Get ready to tap water rates hike
It’s official now. Four years after the last revision in Delhi’s water tariff, the Delhi Jal Board (DJB), on Monday, proposed a tariff hike — ranging between 57 and 160 per cent — across three slabs.delhi Updated: Dec 01, 2009 01:11 IST
It’s official now. Four years after the last revision in Delhi’s water tariff, the Delhi Jal Board (DJB), on Monday, proposed a tariff hike — ranging between 57 and 160 per cent — across three slabs.
The DJB in its board meeting on Monday approved the new tariff.
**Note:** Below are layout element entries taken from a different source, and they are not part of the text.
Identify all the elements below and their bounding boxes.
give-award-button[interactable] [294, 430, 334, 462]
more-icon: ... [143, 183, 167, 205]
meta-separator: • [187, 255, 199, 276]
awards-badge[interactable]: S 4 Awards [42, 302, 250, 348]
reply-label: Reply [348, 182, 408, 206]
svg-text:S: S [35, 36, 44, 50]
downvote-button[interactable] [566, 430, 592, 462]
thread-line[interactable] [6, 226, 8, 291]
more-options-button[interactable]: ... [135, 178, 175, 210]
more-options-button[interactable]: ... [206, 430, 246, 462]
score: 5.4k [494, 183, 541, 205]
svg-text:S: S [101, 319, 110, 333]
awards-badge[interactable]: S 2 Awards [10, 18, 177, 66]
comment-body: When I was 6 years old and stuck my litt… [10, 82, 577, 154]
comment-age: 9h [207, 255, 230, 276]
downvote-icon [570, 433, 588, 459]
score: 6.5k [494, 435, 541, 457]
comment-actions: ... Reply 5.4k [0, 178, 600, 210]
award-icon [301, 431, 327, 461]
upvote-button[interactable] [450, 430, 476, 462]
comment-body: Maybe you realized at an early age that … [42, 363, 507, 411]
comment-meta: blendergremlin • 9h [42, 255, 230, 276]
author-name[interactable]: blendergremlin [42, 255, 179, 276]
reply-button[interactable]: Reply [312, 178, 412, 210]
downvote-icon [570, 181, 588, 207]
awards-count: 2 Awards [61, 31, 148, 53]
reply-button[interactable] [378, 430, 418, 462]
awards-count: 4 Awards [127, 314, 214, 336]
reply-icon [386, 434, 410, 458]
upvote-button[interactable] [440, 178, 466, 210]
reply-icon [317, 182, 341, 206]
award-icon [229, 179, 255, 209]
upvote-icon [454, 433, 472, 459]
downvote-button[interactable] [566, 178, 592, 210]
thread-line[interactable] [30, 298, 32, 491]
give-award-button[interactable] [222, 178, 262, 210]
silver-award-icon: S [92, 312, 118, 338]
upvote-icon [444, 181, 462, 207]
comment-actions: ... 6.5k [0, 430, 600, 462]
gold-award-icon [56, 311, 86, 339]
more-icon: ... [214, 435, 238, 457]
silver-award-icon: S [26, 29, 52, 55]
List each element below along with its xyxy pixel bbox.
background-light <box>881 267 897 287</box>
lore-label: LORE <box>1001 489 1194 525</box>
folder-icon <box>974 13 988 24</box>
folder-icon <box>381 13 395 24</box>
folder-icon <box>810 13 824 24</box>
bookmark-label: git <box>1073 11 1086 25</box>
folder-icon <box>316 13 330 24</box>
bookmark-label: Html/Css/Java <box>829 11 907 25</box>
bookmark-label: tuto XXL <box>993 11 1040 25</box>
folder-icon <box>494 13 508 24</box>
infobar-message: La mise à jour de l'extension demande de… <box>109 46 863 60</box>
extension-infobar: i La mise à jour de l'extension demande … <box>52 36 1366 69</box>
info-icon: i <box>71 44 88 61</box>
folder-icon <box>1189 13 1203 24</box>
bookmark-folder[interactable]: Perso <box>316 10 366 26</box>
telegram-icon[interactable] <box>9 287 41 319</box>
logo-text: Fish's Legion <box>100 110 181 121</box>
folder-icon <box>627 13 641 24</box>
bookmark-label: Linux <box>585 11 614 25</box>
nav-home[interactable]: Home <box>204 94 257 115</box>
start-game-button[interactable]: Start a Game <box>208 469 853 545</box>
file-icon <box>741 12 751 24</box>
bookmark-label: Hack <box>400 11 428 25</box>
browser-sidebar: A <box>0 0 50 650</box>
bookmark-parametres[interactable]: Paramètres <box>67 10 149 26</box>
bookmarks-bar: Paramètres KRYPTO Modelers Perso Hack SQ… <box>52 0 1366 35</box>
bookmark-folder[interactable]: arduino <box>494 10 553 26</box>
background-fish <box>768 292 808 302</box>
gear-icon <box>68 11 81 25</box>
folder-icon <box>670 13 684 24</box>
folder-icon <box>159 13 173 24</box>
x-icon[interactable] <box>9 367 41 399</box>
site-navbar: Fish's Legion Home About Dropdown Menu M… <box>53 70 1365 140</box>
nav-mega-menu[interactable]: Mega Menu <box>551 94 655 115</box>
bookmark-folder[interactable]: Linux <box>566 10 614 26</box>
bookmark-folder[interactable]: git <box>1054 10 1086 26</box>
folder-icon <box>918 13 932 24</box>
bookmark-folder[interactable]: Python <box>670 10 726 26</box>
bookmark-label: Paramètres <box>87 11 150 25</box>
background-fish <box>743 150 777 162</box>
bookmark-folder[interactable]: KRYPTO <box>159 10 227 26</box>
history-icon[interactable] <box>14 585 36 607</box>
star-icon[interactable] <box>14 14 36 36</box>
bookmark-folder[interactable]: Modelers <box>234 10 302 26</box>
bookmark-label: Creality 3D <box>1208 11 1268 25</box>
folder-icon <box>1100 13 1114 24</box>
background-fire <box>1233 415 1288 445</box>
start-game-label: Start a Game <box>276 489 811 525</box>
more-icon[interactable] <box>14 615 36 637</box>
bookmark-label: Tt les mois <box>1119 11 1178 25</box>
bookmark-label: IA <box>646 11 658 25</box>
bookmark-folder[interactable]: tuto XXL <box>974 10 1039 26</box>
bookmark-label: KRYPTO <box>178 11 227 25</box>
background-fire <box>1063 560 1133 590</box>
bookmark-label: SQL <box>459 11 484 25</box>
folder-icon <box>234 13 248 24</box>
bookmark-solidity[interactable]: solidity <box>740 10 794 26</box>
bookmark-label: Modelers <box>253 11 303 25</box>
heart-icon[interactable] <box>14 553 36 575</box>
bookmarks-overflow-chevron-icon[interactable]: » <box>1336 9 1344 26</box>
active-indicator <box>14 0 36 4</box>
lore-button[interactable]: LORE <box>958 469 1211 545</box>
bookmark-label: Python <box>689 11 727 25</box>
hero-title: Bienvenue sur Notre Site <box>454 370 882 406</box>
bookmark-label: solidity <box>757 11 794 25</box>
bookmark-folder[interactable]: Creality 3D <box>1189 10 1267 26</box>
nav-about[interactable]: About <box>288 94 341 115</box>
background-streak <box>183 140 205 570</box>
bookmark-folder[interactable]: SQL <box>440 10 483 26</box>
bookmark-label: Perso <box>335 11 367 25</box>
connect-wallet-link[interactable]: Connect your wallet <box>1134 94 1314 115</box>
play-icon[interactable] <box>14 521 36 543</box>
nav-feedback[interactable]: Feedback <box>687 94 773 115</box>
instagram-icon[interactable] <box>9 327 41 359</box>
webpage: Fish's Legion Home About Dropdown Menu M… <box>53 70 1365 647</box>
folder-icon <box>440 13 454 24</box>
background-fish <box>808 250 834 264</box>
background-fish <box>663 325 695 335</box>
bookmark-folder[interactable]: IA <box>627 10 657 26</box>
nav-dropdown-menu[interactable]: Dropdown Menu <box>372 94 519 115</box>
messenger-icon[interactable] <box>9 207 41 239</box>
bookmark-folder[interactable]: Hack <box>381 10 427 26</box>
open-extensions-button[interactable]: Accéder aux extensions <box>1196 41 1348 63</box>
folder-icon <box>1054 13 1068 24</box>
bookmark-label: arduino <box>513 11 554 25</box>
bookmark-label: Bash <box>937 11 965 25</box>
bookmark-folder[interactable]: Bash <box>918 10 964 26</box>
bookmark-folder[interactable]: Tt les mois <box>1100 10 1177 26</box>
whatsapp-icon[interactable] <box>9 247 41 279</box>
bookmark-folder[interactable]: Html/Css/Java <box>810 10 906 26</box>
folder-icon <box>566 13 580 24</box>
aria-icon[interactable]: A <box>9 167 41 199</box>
Chief Minister Sheila Dikshit, who is also the DJB chairperson, will officially declare the new rates on Tuesday. For consumption up to 10 kilolitres (KL) or 1,000 litres per month, the new rate is likely to be Rs 80, up from Rs 52 - a 57 per cent jump.
The new rate from consumption up to 20 kilolitres is likely to be Rs 180, up from the present 82. It is a jump of more than 100 per cent. Most middle class families belong to this consumption slab.
A standard domestic water storage tank contains 1000 litres, of which around 750 litres are consumed every day, DJB sources estimate.
For consumption up to 30 KL, the proposed rate is Rs 486 — a sharp jump of around 160 per cent — from the present Rs 187.
Apart from the volumetric rates, the exact rates of per kilolitre consumption will also be declared on Tuesday.
The new tariffs make Delhi’s water costlier than it is in Chennai and Mumbai, but it continues to be way cheaper than the rates in Bengaluru. In Bengaluru, water consumption up to 20 KL costs Rs 216, which is Rs 36 more than Delhi.
Many Delhiites are of the opinion that the increased tariff along with the other additional components in the water bills makes it a really costly deal.
“There is a 60 per cent sewage charge apart from a fixed charge revised a few months ago. All that should either be lowered or done away with,” said Pankaj Aggarwal, secretary general of RWAs (resident welfare associations) Joint Front.
Delhi Jal Board officials said the hike had been on the cards for long considering the increase in the cost of operations over the years. In the past 10 years, the DJB has increased its network length from 7,000 km to 12,000 km. A big pressures on water supply is the regularisation of unauthorised colonies, DJB sources said.